Capitalism Collapsing onto the Backs of the People

by S. da Silva
Basics #11 (November 2008)

“What’s going on with the economy!?”, is a question and a concern that’s on everyone’s mind. “Recession”, “depression”, “economic collapse”, “decline”, “liquidity crisis”, “toxic assets”, “corruption”, “fraud”… Much has been said in the corporate media about what’s going on at the surface of the economy. But little – in fact, almost nothing – has been said about the cause of this historically unprecedented crisis that the global capitalist economy is currently going through. To understand what’s happening, let’s start with the more immediate causes…

The Sub-Prime Mortgage Scheme

Capitalism is an economic system that must constantly undergo expansion. When there is not sufficient demand in the economy to consume all of the products produced by capitalism, there is a crisis of greater or lesser proportions. Capitalism is the first economic system in history where too much productive capacity is a cause for crisis.

In the late 1990s, massive investment in the U.S. was being poured into the “dot.com” sector. Much of this investment proved to be worth a lot less than it was and in 2000 when these markets crashed, capital had to find a new place for profitable investment.

With the bursting of the “dot.com” bubble in the U.S. in the early 2000s, the Federal Reserve cut its interest rates and held them down at record lows, encouraging banks to recklessly borrow and then lend out as much money as they possible could. As banks began to aggressively push new loans onto people, household debt sky-rocketed and millions of families took on “sub-prime” mortgages worth the full price of their homes, which at the time of their purchase were ridiculously inflated in value as the housing market was on fire. People were lent this money at “no-interest” teaser rates to encourage people to take on mortgages that their household income really wouldn’t be able to afford in the coming years.

Thus, as soon as the housing market began to cool-off, the value of peoples’ homes plummeted and families began to go bankrupt at record levels, losing not only their homes but everything they owned. The African People’s Socialist Party in the U.S. has done research on how these loans were particularly targeted at Black and Latino families.

What has been the immediate consequence for capitalism of this record-high level of bankruptcies in the U.S.? Whereas financial institutions appeared to have so much value on paper – based on the debts Americans were supposed to pay off – as soon as people began defaulting en masse – the actual value of these institutions proved to be worth much less.

The “toxicity” of these shaky lending practices were not limited to a few institutions in the U.S. because the debts of Americans were being repackaged as secondary financial assets and sold across the world. So markets around the world have been exposed to the crisis.

The last three months in perspective

The signs of a massive crisis on the horizon began to be revealed in the late summer of 2008 with the collapse of a number of American financial institutions. First there was the failure and subsequent nationalization of $6 trillion in debt from America’s two largest mortgage companies, Freddie Mac and Fannie Mae, which signaled the complete collapse of the sub-prime mortgage market. The failure of those institutions sent ripples out into financial market in the U.S. and the world, leading to a series of other failures in the U.S (Lehman Brothers, AIG, Washington Mutual), and around the world.

As mortgage-backed bonds began to implode, other institutions were hit hard and banks stopped lending to one another, leading to worldwide financial meltdown. This is what commentators have been calling “illiquidity”.

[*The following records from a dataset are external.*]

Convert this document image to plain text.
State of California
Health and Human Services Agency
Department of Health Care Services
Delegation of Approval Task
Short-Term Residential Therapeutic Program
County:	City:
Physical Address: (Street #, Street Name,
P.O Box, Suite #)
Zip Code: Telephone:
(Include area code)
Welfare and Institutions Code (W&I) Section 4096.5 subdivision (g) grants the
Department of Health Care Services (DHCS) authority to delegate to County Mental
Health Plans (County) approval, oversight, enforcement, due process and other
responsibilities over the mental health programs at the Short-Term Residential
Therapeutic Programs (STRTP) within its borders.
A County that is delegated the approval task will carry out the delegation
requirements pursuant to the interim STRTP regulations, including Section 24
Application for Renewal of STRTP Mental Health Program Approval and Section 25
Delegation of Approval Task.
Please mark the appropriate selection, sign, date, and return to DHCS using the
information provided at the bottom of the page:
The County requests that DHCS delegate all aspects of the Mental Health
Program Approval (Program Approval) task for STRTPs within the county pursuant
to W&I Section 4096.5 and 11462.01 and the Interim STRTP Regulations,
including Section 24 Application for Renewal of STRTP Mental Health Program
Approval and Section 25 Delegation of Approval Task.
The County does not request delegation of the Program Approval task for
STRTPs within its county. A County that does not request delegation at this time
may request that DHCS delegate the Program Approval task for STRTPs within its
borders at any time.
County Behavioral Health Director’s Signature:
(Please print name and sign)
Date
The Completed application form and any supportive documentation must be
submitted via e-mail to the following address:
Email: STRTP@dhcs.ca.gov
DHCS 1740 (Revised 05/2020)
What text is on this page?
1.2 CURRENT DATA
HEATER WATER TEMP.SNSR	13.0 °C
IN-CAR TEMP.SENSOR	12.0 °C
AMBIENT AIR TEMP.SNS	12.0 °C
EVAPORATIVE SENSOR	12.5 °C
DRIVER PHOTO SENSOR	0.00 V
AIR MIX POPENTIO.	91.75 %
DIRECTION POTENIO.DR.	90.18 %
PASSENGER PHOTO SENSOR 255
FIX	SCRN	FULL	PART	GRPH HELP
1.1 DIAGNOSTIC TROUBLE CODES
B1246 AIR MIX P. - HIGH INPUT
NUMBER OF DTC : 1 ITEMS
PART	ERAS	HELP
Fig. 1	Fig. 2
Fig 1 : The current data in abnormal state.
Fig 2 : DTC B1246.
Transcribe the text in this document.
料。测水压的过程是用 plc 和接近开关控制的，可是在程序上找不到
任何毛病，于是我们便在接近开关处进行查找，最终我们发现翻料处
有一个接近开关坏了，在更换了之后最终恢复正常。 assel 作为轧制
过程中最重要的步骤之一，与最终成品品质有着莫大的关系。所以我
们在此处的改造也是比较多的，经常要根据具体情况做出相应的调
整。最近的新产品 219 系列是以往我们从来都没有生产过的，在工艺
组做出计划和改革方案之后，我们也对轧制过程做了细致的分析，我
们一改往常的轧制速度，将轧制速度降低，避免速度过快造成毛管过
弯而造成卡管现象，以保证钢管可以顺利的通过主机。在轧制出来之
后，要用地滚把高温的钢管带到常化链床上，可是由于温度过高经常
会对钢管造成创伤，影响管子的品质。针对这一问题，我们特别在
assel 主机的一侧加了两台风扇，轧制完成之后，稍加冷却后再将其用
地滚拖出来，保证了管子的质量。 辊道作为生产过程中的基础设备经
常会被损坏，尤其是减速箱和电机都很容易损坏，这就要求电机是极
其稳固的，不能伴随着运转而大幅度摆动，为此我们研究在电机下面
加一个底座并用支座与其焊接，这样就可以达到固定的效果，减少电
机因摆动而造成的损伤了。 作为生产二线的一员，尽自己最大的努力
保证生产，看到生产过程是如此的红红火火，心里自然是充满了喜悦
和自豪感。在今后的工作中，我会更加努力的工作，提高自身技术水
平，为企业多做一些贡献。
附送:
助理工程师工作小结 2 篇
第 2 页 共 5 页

The response across most major Western capitalist countries – such as U.S., Britain, France, and Germany – has been to pump trillions of dollars – or “liquidity” – into these failing financial institutions so that they could go on playing their same old game of profit-making.

With lending and consuming on the decline around the world, Canada’s manufacturing sector has taken serious blows, with tens of thousands of jobs disappearing over the last year alone. The response by the manufacturing sector in Canada has been to approach provincial and federal governments with their hands out asking for hand outs to the tune of billions of dollars. Canadians need to be asking themselves whether it makes more sense to hand over billions to private institutions, or whether we should be investing our public funds in public enterprises that produce for the people.

Capitalism, and Beyond…

Explanations of the crisis that try to reduce it to fraud or short-sightedness are not just ridiculous, but are outright lies. The crisis was completely predictable, and the current raiding of public funds that are being carried out against working-class and the middle-class populations around the world must have been planned for some time now. The only fraud we need to be aware of is how the last few months bare witness to the greatest transfer of wealth in history from the poor to the rich. And the crisis is far from over.

Left to it’s own devices, capitalism will find a way to restabilize itself. It’s an open question, however, how long this restabilization will take, and whether the world’s major capitalist-imperialist countries will enter into another round of wars before settling upon a new stabilized world order. As Western imperialist countries continue their wars against the people’s of the world – especially in the Middle East and Central Asia – they are threatening a new round of wars in order to challenge eastern imperialist countries Russia and China.

The only way forward for working Canadians, as it is for the billions of our toiling brothers and sisters, is to begin organizing ourselves for a future beyond capitalism, as the peoples of Nepal, Venezuela, Bolivia and many other countries are trying to do. Today’s crisis is demonstrating to us that this future has to be socialism.